“Noxious weed” means an alien plant or parts of an alien plant that have been designated by rule as being noxious or has been declared a noxious weed by a local advisory board, and meets one or more of the following criteria:
- Aggressively invades or is detrimental to economic crops or native plant communities
- Is poisonous to livestock
- Is a carrier of detrimental insects, diseases, or parasites
- The direct or indirect effect of the presence of this plant is detrimental to the environmentally sound management of natural or agricultural ecosystems.
Noxious weeds impose a wide variety of negative impacts on people, wildlife, and the environment. Livestock production and crop yields can be greatly reduced as well as adding the significant costs of weed management. Noxious weeds can also reduce the value of land when infestations are severe.
Noxious Weed Categories
Plants are prioritized as List A, B, or C species by the Colorado Department of Agriculture (CDA).
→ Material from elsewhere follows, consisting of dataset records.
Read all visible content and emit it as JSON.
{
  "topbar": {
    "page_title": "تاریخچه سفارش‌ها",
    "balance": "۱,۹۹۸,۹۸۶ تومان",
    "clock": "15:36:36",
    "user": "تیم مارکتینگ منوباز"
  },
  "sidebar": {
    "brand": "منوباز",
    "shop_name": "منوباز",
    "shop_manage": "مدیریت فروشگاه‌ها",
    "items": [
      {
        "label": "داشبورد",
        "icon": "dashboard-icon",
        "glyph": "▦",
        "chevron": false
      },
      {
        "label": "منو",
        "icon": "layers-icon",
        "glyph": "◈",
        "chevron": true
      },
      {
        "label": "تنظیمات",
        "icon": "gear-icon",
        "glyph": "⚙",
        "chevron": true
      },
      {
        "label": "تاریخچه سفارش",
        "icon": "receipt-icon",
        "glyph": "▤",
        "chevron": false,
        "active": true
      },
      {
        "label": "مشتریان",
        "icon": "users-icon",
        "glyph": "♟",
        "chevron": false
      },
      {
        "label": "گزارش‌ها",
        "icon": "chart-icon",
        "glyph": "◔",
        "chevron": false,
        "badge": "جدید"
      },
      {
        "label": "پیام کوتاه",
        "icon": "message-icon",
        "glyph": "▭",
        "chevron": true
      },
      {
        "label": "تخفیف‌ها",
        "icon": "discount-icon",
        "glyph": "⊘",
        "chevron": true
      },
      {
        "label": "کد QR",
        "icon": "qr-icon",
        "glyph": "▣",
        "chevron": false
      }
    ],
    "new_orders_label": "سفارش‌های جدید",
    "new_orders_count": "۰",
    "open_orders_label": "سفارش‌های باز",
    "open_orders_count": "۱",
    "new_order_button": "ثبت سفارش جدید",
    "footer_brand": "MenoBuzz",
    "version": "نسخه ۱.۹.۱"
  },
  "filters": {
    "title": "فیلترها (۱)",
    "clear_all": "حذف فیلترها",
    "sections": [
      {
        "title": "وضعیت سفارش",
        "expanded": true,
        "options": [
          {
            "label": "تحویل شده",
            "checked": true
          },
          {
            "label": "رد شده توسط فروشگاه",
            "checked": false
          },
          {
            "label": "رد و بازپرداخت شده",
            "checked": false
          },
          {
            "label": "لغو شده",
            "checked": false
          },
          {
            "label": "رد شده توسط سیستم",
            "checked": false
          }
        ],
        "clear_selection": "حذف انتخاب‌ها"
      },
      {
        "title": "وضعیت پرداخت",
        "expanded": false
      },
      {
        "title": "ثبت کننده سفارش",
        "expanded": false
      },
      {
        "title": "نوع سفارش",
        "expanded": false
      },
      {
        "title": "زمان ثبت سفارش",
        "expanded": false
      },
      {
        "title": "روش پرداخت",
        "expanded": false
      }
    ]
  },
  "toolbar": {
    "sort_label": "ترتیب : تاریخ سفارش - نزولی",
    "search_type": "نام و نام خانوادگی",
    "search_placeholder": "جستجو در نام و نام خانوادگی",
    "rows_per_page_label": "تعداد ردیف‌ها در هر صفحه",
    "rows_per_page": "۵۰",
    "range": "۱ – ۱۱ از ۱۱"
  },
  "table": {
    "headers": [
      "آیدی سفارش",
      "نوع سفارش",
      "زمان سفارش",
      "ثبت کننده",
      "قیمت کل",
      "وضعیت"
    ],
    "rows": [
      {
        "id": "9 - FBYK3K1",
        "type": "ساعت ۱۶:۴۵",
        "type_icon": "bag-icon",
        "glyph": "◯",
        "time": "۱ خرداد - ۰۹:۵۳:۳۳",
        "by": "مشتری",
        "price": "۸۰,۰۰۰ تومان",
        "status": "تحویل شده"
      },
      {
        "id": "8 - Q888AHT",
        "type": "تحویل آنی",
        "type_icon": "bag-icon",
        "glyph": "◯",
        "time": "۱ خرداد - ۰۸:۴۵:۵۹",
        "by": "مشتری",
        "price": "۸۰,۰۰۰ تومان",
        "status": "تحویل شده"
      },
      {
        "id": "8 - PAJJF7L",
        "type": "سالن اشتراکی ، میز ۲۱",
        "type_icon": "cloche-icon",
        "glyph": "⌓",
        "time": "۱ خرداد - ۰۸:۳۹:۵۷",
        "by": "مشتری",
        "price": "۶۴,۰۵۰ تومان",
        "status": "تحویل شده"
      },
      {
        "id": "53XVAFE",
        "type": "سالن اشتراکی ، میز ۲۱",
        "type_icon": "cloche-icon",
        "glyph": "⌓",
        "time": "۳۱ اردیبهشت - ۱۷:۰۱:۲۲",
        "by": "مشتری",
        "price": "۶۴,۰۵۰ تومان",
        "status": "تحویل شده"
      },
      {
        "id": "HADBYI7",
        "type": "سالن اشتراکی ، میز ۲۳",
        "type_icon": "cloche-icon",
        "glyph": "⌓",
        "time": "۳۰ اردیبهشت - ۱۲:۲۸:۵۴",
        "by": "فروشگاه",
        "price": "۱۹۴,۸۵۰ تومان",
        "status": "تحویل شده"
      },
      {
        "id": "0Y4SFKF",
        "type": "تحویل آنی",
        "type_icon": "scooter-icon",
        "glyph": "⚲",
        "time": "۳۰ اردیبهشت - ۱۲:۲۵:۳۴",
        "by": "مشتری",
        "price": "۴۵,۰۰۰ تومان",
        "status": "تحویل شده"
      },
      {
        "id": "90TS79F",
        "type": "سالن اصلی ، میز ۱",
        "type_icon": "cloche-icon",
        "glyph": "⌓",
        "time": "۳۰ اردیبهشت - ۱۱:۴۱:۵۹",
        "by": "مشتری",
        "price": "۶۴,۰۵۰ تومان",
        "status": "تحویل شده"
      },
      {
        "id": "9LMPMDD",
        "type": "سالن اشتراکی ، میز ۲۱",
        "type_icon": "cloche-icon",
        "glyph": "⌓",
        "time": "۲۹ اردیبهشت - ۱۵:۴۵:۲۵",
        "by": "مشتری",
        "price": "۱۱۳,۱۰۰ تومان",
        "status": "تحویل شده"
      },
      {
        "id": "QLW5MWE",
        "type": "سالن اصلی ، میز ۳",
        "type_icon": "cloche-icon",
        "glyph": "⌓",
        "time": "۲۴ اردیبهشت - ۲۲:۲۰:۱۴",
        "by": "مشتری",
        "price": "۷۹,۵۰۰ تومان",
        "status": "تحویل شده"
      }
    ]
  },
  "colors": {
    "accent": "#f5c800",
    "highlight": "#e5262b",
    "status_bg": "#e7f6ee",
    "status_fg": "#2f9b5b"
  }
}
- List A: Rare noxious weeds that must be eradicated statewide.
- List B: Discretely distributed noxious weeds that must be eradicated, contained, or suppressed, depending on their location, to stop their continued spread.
- List C: Widespread and well-established noxious weeds in Colorado; control is recommended by the state and may be required by local government.
Find more information on noxious weeds.
How Noxious Weeds Can be Managed
- Biological: The use of an organism such as insects, diseases, and grazing animals to control noxious weeds; useful for large, heavily infested areas. Not an effective method when eradication is the objective, but can be used to reduce the impact and dominance of noxious weeds.
- Chemical: The use of herbicides to suppress or kill noxious weeds by disrupting biochemical processes unique to plants.
- Cultural: Promoting and maintaining healthy native or other desirable vegetation. Methods include proper grazing management (prevention of overgrazing), re-vegetating or re-seeding, fertilizing, and irrigation.
- Mechanical: Manual or mechanical means to remove, kill, injure, or alter growing conditions of unwanted plants. Methods include mowing, hand-pulling, tilling, mulching, cutting, and clipping seed heads.
- Prevention: The most effective, economical, and ecologically sound management technique. The spread of noxious weeds can be prevented by cleaning equipment, vehicles, clothing, and shoes before moving to weed-free areas; using weed-free sand, soil, and gravel; and using certified weed-free seed and feed.